Every line of code is a liability. It needs to be maintained, tested, debugged, and eventually replaced. The most impactful developers I've worked with over 20 years are the ones who solve complex problems with surprisingly little code. They question whether a feature is truly needed. They reach for existing solutions before building custom ones. They resist the urge to create frameworks for problems that don't exist yet.
I've seen entire projects collapse under the weight of over-engineering. And I've seen simple, focused solutions outlive every "enterprise-grade" alternative that was built alongside them.
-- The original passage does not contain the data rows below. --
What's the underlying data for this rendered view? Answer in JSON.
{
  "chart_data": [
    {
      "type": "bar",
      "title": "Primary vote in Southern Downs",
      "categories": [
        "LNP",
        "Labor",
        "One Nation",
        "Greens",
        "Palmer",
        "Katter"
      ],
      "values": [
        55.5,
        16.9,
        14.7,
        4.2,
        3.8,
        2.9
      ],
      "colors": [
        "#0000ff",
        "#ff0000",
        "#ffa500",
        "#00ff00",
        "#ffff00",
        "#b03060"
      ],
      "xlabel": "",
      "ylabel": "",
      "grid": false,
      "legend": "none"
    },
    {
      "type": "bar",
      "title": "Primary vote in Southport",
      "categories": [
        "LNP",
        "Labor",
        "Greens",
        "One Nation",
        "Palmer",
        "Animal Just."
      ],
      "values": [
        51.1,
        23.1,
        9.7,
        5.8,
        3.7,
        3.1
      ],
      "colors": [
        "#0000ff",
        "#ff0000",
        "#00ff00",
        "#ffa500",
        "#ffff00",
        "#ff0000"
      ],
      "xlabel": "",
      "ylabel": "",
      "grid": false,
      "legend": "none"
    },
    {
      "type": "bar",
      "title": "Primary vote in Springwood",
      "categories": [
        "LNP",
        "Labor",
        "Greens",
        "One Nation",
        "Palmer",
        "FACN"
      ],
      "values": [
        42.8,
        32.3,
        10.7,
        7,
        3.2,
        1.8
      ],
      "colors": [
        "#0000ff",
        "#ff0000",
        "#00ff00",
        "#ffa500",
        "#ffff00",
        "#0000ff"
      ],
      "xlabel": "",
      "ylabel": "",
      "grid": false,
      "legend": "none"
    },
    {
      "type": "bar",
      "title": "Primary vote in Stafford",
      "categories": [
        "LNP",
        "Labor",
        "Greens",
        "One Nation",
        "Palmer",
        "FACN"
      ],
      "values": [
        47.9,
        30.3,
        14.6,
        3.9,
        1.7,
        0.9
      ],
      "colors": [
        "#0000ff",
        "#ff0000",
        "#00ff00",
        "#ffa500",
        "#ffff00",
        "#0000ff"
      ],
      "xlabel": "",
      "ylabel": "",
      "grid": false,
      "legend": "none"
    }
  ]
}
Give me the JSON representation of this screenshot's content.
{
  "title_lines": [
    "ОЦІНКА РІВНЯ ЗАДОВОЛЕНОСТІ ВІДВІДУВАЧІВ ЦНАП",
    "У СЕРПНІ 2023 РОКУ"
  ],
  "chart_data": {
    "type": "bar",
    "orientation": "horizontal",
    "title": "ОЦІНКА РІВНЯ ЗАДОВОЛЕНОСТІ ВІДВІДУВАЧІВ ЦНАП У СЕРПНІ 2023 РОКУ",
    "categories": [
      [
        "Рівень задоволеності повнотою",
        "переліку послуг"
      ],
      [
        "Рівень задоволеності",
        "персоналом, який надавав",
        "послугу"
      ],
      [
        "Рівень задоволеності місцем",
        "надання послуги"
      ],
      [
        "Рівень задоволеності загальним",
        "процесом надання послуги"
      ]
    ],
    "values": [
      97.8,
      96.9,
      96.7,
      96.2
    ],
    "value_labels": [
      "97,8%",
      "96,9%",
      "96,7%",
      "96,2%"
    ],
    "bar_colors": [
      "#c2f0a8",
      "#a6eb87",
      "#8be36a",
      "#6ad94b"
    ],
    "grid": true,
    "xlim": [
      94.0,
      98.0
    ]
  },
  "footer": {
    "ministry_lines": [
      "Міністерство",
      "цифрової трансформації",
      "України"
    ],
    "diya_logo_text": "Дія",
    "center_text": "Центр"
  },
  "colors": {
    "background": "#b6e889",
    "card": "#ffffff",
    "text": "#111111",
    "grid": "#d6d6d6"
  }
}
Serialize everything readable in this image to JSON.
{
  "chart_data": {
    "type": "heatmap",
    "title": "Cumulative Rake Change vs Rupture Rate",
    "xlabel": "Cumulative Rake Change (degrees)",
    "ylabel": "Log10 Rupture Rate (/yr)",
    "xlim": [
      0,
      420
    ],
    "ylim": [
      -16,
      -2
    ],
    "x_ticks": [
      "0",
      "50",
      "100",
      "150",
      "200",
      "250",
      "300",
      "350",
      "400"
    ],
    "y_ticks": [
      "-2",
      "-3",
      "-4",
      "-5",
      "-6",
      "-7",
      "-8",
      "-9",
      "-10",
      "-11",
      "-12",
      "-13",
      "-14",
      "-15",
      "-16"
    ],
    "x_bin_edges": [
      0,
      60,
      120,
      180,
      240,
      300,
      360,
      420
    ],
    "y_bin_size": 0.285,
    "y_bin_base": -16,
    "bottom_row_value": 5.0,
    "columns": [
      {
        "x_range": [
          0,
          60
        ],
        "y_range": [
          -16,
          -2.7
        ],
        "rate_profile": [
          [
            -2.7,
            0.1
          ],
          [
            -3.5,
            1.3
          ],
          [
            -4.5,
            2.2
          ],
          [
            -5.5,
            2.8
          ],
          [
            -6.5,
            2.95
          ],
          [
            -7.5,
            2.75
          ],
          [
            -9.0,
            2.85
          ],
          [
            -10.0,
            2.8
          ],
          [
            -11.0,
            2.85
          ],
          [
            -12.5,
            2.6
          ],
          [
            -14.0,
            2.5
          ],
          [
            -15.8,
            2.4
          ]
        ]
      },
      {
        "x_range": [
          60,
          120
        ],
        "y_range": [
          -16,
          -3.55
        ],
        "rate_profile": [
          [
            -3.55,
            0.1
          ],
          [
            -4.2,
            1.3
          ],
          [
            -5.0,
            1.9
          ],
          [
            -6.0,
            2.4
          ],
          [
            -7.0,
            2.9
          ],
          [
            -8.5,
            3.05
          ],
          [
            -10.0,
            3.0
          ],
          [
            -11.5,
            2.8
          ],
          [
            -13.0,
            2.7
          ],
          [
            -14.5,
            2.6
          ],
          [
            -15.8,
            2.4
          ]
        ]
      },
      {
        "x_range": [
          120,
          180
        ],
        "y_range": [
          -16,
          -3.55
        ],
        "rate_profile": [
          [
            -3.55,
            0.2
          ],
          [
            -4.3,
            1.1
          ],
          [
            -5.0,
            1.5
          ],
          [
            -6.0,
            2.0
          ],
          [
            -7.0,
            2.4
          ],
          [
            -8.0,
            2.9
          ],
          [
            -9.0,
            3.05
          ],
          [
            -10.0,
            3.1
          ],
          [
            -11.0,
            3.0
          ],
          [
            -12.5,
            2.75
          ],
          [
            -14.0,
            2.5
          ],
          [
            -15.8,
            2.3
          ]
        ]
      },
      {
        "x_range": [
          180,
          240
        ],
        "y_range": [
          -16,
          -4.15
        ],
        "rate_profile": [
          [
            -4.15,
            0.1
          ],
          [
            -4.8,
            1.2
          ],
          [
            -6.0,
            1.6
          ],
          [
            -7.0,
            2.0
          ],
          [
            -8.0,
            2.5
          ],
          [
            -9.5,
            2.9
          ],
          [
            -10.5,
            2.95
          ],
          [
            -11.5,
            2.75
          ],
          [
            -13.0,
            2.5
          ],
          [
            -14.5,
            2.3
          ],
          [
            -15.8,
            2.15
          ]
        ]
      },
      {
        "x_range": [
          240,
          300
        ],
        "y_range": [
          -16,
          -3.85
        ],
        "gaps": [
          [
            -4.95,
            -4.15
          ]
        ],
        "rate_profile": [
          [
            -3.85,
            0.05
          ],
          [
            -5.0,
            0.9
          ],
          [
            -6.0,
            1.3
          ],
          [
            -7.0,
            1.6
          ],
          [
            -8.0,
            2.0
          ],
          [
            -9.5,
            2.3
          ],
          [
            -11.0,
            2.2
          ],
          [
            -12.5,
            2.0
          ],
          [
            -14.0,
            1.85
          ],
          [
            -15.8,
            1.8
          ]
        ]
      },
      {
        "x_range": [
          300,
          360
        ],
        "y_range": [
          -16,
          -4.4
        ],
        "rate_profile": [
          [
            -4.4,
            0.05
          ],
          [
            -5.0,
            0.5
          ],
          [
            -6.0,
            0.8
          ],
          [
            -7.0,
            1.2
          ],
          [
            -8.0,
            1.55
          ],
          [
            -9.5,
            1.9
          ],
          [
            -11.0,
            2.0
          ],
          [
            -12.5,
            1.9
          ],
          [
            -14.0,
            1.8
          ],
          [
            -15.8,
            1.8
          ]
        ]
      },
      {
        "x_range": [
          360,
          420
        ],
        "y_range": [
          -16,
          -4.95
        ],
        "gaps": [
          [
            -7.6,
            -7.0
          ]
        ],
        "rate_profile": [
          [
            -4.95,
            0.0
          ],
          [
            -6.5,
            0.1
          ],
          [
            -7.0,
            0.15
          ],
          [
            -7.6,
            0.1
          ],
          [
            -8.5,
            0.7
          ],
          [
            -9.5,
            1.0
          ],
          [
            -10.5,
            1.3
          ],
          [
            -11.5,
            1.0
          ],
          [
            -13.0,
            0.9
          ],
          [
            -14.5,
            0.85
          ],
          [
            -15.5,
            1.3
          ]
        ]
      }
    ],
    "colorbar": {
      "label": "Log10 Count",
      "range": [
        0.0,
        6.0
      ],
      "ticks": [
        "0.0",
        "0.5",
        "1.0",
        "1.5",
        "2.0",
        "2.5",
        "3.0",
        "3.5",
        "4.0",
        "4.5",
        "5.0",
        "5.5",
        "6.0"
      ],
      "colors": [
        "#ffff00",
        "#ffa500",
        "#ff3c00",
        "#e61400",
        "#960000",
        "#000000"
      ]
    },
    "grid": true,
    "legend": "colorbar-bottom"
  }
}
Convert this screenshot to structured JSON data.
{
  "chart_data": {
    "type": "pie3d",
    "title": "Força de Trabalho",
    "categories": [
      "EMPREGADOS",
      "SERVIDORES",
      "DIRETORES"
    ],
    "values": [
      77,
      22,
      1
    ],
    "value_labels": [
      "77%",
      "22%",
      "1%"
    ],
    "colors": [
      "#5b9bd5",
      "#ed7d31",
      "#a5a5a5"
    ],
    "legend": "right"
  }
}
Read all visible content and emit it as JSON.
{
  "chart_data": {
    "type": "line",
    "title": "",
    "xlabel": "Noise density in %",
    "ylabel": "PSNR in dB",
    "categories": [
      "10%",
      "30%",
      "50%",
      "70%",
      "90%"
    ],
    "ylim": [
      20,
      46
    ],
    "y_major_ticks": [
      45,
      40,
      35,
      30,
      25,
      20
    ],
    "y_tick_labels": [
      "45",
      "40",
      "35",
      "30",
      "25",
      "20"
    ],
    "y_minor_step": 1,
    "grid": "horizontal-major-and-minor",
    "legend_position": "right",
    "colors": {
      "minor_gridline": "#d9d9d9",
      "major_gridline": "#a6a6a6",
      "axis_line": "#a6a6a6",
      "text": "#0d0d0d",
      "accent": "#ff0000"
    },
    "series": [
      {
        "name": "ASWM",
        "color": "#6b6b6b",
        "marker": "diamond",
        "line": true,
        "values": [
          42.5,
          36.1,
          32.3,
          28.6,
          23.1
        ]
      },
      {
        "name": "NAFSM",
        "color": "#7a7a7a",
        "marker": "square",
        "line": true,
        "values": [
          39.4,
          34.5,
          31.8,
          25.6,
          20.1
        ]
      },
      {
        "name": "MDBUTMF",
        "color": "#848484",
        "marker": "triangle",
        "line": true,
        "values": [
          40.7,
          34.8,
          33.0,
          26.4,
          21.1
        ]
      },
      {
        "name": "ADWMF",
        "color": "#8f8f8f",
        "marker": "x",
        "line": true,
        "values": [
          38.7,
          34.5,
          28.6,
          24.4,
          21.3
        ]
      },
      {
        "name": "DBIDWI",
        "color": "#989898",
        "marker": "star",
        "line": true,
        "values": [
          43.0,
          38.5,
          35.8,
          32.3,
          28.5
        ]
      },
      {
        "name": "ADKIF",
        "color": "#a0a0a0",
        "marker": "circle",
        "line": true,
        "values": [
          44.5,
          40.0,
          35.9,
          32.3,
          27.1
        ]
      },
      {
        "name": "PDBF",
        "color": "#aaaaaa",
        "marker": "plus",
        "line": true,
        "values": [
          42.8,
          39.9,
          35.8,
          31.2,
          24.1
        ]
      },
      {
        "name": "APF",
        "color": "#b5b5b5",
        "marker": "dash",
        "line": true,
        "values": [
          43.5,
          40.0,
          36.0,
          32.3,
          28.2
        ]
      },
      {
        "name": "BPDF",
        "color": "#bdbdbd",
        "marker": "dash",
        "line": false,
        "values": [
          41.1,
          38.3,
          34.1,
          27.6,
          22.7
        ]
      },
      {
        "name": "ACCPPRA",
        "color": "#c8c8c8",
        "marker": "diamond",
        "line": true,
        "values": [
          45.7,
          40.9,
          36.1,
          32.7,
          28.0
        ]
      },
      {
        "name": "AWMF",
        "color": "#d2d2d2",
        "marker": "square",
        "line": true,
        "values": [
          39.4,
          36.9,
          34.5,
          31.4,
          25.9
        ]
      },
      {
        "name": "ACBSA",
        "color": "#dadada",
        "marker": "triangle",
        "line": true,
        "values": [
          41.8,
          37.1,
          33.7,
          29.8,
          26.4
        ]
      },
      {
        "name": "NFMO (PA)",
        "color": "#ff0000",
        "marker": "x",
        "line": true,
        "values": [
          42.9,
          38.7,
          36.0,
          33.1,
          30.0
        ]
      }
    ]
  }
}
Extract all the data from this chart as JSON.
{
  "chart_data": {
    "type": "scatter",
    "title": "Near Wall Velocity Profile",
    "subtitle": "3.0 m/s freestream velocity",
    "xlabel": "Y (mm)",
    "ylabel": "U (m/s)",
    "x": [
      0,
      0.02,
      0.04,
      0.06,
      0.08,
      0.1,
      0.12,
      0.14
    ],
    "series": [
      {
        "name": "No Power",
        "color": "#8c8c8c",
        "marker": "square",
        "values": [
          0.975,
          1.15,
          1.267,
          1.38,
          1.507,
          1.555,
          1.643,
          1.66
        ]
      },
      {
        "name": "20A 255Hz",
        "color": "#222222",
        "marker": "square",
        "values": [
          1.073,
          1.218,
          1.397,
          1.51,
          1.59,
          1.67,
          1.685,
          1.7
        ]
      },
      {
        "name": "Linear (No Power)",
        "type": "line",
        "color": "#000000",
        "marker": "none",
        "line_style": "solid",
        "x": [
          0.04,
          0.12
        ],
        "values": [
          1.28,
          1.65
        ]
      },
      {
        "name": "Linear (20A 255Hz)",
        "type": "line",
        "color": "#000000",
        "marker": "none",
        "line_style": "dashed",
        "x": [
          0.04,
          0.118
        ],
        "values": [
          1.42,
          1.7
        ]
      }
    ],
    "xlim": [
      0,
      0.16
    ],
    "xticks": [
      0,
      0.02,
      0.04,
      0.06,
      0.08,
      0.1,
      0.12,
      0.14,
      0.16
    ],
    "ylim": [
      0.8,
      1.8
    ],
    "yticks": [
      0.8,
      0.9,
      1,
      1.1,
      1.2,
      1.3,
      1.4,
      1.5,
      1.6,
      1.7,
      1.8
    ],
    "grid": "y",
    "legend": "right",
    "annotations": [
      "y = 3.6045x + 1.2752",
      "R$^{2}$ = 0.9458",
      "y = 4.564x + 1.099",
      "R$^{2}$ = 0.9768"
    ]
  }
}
3. From Designer to Game Dev to Full-Stack: Everything Transfers
People are often surprised when I mention my background. "Wait — you were a graphic designer? And then a game developer?" Yes. And honestly, that unusual path gave me advantages that a traditional CS education wouldn't have.
Design taught me to think about users first — layout, hierarchy, readability, flow. Game development taught me to think about systems, performance, and interactivity. Together, they gave me instincts that web development tutorials skip entirely:
- Performance thinking — when your game runs at 30fps on a 2004 computer, you learn to optimize. That mindset carries over to building fast web apps.
- User experience instincts — games punish bad UX immediately. Users close the tab. You learn to think about every interaction.
- State management — a game is nothing but state. Player position, score, level, enemies, power-ups. Managing that cleanly in ActionScript prepared me for Redux, Vuex, and every state library that came after.
- Creative problem-solving — when you're building a game with limited tools, you find creative solutions. That resourcefulness is priceless in any development role.
My journey from graphic design to Flash games to PHP websites to full-stack JavaScript to mobile with Flutter to AI research — every chapter built on the last. The designer's eye never left. The game developer's instincts never faded. Nothing is wasted.
4. Frameworks Come and Go. Fundamentals Stay Forever.
In 20+ years I've used: ActionScript, PHP, jQuery, Backbone, Angular, React, Vue, Svelte, Flutter, and more. Each one was "the future" at some point. Most of them aren't anymore. Some don't even exist.
What has stayed constant:
- Understanding HTTP and how the web actually works
- Writing clean, readable code that others can maintain
- Database design and data modelling
- Debugging skills and the patience to trace a problem to its root
- Knowing when to use a framework and when it's overkill
If you invest in fundamentals, picking up a new framework takes days, not months. I picked up Vue in a weekend because I already understood reactive programming from years of building interactive Flash content. The concept wasn't new — only the syntax was.
5. Ship It. Then Improve It.
Perfectionism killed more of my projects than bad code ever did. The graveyard of side projects I never launched because they "weren't ready yet" is enormous. Meanwhile, the things I did ship — even in rough form — taught me more than anything I kept in development forever.
One of the best games I ever built in Flash was hacked together in a weekend. It was messy, the collision detection had edge cases, and the code was held together with duct tape. But people played it. They gave feedback. I improved it. Version 3 was solid.
If I had waited for version 1 to be perfect, there would never have been a version 2.
The feedback loop of shipping, learning, and iterating is the most powerful tool in software development. Version 1 doesn't need to be perfect. It needs to exist.
Twenty-plus years in, I'm more excited about building than ever. The tools are better, the problems are more interesting, and I'm now combining everything — design, development, game logic, UX, and AI — in my PhD research. Every chapter of my career fed into the next one. If you're just starting out: learn the fundamentals, ship early, and don't be afraid to take the weird path. It all connects eventually.